You can also use more traditional asset valuation methodologies including a market approach, cost approach or income approach - but these are likely to give you more of an indication of the replacement cost of the information asset than its potential value.

The criteria above also provide a guide as to the parameters you should consider when thinking about how to maximise the realised value of your information assets.

Maximising the value of data assets

This are all pretty standard information management concepts; I repeat them here for completeness only.

  • Increase quality
  • Increase availability
  • Increase ease-of-use
  • Introduce new technology (to better transform and add-value)
  • Add new or external data sources

In the same way that increasing the quality and ease-of-use of proprietary data increases its value (and in turn increases the realised value of the data assets to the business), providing access to high-quality, easy-to-use external data also increases the ability of the business to meet its objectives.

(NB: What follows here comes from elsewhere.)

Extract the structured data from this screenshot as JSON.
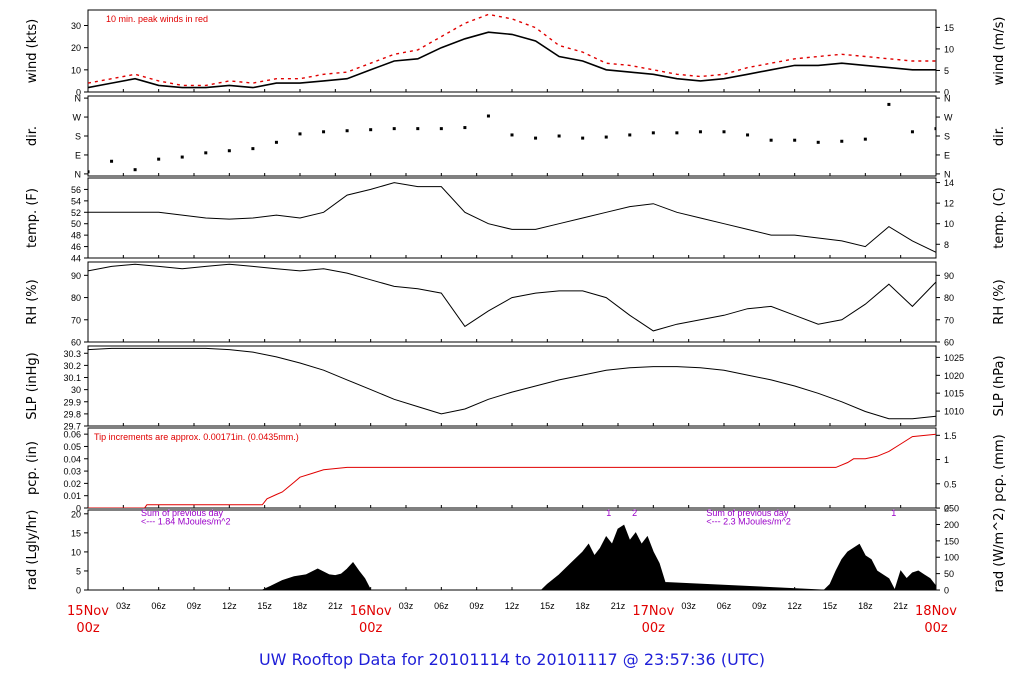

Maximising the value of knowledge assets

Knowledge, as information embodied in humans, is only valuable to your business if it is:

  • Available to the right people
  • At the right time
  • In the right format

So while human capital is obviously key, IT has a critical part to play in enabling knowledge transfer between people in your organisation - to remove bottlenecks and key-person risk.

The converse: minimising the value of information assets

It might seem obvious how we make information more valuable (I hope so!) - but perhaps what is less obvious is the cost of inaction or of decisions that restrict access to information.

In some ways, value and risk are polar opposites – for example, the failure to realise value from an asset is a risk in itself, and increasing the realised value of information assets reduces business risk across a broad spectrum of activity.

To be clear - this is not an argument for free access to information - quiet the opposite - it is an argument for businesses to be more aware of the benefits and costs associated with how they manage (or don’t manage) their information.

This section could be a whole blog post by itself (and this one is already too long) so I will just include a few high level principles. If your organisation is not doing some or all of these, then you’re reducing the realised value of your information assets:

  • Make it easy for employees to access the information they need to do their job
  • Make it easy for employees to find and share knowledge within your organisation
  • Embrace failure and learn from it
  • Encourage change throughout the organisation

How important is IT in information management?

Much of information management is about setting organisational strategy and policy - in many organisations the IT and information management roles are distinct - but an effective information management strategy must be based on the support and direct engagement with the businesses IT function, if not directly part of it.

This is just a starting point

Information management is a complex area and effective information management is heavily dependent on the organisation and the resources available; that said, I believe any organisation can benefit from a discussion about IT and information that starts from a cost / benefit approach.

I hope that this framework is helpful for your organisation or even just for the way you think about information management.